What Hospitals and Disney World have in common.
Based on my experience and previous experiences in hospitals I have a few thoughts about what these two vastly different places have in common.
At Disney you are constantly waiting in lines for rides and attractions. One of the techniques they use to make this more tolerable is different “stages” of the lines. You might enter an attraction that appears to have a very short line, only to discover you still have another line to wait in! At each of the “stages” of the line Disney provides entertainment build the anticipation that you are almost there!
In the Hospital you are also waiting, but not in lines that you can visually see. You feel like you are getting on the “ride” when you are “chosen” to leave the waiting room, but just like Disney you aren’t there yet!

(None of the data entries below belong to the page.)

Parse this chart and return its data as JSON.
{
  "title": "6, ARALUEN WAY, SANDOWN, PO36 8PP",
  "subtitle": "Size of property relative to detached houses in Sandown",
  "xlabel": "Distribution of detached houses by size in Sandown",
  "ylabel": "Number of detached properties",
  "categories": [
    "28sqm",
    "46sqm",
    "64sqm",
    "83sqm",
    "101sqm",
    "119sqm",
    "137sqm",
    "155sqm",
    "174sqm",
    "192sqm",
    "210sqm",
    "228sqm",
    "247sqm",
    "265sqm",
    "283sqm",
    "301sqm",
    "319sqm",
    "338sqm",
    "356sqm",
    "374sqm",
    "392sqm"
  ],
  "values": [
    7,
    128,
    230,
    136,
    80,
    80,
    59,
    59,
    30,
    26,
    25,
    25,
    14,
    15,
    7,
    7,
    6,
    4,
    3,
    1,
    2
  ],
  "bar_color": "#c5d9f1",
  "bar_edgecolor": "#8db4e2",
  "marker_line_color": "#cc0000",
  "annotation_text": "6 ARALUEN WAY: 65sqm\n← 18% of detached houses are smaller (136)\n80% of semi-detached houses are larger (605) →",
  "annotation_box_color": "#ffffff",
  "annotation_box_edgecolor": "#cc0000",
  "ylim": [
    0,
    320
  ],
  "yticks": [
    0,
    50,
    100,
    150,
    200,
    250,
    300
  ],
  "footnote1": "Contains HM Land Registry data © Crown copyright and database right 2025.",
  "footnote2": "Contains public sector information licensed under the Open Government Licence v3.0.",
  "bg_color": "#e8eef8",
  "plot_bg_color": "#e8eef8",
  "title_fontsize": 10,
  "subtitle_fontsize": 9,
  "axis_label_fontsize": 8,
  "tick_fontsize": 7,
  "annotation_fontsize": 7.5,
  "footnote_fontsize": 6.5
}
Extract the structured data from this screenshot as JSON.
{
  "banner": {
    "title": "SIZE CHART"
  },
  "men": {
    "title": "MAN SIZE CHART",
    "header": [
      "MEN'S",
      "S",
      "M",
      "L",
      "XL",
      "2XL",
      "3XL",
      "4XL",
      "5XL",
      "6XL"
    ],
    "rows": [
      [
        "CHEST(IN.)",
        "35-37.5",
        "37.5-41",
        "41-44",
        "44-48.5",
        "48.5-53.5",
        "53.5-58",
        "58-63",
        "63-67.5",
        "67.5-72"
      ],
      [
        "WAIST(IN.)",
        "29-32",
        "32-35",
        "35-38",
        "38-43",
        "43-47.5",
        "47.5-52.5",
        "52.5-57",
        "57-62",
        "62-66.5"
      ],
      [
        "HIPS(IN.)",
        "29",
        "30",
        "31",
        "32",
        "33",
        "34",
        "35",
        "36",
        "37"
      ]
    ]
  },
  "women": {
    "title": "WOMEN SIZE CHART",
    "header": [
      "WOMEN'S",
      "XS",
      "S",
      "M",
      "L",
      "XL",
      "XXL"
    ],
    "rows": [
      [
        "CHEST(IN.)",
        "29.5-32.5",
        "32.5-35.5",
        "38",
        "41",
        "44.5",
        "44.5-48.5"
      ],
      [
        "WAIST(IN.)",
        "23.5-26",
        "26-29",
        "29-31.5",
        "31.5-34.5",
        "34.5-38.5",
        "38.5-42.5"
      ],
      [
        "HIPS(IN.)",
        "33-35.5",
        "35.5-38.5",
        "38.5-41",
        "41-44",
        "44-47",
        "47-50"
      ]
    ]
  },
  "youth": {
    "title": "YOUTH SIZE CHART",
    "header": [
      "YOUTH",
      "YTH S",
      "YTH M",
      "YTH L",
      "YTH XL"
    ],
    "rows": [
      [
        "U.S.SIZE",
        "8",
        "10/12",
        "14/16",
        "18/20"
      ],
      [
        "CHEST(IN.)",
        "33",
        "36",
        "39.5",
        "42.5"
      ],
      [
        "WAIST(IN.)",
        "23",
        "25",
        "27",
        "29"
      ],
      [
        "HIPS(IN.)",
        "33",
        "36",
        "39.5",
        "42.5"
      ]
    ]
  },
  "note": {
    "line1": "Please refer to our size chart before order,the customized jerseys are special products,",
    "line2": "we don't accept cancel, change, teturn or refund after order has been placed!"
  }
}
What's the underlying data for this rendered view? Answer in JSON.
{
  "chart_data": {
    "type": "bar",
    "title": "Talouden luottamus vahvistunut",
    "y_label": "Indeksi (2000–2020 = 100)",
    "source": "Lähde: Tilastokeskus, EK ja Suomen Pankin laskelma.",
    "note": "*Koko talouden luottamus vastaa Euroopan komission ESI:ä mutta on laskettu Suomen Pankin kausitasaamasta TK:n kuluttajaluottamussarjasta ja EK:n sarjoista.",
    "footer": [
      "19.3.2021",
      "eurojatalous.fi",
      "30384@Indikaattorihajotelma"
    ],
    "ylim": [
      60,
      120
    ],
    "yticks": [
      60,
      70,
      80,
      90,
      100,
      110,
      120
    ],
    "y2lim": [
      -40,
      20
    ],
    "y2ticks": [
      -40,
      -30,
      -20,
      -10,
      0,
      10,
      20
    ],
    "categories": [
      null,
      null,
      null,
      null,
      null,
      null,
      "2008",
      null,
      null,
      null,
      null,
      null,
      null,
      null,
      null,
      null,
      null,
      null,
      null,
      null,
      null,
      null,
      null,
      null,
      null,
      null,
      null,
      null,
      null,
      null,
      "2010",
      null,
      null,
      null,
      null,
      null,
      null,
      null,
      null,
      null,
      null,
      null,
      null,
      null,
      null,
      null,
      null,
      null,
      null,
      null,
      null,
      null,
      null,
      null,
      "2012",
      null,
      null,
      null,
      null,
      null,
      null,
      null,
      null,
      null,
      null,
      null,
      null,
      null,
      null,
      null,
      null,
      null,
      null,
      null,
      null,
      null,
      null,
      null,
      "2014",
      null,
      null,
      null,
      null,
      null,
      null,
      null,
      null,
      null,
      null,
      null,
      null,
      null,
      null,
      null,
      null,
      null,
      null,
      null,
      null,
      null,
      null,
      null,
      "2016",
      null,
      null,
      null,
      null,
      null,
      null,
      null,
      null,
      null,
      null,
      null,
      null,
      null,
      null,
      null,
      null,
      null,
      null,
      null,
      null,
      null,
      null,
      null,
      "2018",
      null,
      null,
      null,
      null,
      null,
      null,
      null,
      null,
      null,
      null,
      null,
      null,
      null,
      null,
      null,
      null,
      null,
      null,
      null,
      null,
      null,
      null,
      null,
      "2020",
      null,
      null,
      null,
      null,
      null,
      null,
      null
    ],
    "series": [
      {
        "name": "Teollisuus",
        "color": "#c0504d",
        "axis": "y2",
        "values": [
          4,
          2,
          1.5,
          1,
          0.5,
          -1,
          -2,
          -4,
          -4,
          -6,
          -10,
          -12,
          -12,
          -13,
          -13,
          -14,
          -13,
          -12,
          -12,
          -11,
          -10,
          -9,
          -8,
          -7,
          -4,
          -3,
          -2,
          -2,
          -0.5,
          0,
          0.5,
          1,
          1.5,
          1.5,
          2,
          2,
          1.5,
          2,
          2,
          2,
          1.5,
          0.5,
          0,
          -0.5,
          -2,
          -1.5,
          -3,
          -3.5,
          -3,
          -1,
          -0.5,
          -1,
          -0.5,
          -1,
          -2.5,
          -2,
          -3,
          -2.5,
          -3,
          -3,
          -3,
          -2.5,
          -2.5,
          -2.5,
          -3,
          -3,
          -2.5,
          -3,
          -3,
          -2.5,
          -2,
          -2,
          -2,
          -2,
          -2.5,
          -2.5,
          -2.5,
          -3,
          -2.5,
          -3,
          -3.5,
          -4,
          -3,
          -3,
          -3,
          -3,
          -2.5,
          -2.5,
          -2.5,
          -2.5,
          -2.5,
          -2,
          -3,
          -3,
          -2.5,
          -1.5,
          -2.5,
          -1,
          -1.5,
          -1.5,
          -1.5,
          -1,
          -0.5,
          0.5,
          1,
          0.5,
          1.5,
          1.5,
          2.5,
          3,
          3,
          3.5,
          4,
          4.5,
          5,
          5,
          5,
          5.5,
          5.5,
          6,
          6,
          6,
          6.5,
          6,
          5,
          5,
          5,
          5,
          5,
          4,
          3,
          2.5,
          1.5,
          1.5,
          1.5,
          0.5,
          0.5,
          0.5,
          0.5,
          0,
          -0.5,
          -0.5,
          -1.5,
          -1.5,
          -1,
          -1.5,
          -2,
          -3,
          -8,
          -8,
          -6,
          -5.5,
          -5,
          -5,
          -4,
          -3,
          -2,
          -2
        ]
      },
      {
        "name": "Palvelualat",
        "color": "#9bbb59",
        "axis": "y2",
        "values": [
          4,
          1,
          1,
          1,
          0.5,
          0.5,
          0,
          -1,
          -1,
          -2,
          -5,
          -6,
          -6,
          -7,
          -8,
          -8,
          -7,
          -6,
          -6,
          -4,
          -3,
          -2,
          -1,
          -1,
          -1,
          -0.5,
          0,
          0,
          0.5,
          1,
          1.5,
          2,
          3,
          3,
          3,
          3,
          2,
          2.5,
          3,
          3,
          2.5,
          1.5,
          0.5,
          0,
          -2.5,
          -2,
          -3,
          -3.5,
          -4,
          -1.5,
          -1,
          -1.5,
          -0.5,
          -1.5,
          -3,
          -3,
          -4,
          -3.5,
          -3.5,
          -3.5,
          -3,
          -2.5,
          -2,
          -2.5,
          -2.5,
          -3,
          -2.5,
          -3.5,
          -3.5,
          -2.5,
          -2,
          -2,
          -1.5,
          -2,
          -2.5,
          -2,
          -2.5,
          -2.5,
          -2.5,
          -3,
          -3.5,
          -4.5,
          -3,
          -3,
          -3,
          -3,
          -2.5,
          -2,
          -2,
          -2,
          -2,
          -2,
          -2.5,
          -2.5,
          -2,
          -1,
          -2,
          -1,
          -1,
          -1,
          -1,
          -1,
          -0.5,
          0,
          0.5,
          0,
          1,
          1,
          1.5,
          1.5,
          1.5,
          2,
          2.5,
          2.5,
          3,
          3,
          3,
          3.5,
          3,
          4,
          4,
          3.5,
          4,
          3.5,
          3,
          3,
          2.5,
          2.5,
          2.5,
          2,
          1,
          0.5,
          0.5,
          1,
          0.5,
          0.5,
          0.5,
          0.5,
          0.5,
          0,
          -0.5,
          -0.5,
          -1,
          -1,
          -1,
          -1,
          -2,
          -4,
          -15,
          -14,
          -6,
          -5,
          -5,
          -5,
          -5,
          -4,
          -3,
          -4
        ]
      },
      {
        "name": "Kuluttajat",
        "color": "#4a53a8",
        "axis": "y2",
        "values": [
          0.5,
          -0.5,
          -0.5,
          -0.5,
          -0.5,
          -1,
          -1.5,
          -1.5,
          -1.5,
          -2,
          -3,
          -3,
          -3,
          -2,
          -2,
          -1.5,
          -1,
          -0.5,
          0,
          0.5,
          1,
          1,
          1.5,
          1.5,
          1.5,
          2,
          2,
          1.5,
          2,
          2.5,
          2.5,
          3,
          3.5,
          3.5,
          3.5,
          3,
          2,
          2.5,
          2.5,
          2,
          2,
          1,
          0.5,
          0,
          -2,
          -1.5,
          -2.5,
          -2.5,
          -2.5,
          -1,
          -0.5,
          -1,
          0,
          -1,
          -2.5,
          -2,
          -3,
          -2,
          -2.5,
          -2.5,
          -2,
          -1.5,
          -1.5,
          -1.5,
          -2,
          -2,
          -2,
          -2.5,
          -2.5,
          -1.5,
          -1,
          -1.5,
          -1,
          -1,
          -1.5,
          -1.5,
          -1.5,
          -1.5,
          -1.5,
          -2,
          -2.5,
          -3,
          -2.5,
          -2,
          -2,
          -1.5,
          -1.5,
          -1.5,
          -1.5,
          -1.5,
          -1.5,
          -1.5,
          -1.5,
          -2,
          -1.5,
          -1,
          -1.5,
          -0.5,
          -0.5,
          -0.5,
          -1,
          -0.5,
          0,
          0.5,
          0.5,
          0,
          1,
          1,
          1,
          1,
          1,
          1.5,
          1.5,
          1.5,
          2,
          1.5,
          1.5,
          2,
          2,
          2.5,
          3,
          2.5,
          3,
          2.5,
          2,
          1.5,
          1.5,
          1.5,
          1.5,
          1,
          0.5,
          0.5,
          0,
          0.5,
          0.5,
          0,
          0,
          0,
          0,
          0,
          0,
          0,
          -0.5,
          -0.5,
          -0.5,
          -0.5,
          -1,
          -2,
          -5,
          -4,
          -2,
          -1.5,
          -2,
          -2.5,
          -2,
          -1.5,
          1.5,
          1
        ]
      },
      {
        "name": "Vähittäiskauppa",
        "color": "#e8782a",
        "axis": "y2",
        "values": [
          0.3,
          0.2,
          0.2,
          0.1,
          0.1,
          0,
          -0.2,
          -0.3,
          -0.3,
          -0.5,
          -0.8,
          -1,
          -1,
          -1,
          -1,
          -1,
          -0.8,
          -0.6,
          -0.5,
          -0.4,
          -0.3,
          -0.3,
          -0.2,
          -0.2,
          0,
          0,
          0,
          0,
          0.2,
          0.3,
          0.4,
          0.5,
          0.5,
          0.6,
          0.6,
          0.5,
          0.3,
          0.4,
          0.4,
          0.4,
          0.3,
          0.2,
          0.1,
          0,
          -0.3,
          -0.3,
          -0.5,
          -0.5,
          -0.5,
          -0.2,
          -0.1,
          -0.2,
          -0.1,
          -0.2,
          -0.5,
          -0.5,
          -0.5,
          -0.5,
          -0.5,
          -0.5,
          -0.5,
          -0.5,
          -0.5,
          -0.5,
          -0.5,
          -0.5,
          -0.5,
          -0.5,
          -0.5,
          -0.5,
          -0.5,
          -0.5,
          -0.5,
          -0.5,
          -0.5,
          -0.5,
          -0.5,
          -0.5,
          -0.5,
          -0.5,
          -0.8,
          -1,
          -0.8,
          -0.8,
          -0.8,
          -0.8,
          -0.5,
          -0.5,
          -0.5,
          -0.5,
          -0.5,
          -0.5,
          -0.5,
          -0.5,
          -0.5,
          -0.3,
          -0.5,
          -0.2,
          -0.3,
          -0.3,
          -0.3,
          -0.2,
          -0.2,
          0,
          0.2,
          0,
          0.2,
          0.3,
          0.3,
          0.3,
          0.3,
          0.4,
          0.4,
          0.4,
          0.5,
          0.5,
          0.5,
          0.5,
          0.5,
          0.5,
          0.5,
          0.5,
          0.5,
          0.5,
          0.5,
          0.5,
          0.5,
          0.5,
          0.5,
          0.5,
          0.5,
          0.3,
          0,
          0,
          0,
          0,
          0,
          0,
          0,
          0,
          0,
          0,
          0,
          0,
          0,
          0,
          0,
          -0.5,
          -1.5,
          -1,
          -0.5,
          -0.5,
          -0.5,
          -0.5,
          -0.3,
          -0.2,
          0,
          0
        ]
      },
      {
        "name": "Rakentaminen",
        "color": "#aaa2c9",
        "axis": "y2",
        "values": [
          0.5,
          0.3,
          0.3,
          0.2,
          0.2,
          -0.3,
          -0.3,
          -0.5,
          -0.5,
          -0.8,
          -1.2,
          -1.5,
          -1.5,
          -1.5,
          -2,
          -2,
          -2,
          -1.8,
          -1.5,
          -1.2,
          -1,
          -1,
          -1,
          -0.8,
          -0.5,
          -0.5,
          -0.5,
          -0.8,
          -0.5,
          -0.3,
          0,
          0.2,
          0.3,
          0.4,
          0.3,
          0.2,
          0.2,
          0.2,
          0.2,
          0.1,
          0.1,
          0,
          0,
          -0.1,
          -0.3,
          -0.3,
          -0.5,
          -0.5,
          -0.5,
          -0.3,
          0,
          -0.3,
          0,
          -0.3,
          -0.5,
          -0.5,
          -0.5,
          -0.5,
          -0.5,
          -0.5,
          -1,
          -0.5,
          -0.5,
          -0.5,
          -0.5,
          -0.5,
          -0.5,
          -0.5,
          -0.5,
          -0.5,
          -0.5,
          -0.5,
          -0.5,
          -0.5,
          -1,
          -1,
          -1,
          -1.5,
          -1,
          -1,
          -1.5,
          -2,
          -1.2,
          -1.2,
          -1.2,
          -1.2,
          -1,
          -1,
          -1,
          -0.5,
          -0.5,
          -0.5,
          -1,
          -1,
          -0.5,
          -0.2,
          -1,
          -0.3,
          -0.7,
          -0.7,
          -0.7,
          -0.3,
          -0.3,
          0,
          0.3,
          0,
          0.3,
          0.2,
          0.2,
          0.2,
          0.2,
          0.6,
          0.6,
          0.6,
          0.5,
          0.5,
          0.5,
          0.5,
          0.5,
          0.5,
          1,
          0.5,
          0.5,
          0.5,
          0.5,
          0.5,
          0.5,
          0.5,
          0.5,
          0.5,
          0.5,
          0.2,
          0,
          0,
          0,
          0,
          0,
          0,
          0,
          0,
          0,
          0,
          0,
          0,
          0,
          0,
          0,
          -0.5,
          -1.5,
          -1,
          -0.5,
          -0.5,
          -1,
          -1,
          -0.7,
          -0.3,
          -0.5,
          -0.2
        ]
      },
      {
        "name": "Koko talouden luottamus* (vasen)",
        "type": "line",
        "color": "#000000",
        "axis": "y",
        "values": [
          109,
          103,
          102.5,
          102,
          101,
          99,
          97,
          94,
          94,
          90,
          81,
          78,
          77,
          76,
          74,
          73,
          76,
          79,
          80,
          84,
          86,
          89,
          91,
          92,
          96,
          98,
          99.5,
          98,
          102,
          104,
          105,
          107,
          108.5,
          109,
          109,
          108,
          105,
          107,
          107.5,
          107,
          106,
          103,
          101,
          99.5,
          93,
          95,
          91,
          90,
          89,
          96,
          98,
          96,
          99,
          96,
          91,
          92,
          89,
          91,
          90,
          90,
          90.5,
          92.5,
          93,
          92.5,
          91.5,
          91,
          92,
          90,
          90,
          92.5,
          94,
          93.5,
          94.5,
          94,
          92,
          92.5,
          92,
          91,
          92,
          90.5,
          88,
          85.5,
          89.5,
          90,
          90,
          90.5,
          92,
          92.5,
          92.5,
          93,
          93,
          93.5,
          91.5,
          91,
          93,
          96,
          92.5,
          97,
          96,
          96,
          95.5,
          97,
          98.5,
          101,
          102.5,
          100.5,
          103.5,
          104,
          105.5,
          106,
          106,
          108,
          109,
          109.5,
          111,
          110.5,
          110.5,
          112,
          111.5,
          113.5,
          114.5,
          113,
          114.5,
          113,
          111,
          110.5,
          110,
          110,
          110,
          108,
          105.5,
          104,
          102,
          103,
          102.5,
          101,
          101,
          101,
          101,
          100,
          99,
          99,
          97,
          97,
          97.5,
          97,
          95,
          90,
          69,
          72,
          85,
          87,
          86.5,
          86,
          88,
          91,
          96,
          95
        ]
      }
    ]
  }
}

As various health care professionals come in to ask you questions or fill out paperwork you can feel that anticipation that you are almost there but it’s just another “stage”. Many times it feels as though they are timed to visit you at the point when you are truly ready to leave the hospital and take your chances with over the counter medicine, but they regain your confidence that you are almost on the “ride”.
Finally the Doctor comes and you are on the “ride”, but only if you are lucky! More than likely the doc will need more information, a test, or have to take a phone call . . . but you feel much better because you actually got to see the ride . . . I mean Doctor!
My observations are not meant to be disparaging to hospitals or the medical profession. Looking at my emergency room visits through this lens helped make the stressful and confusing experience more fun and tolerable.
One other thing both places have in common – they do a great job of taking your money!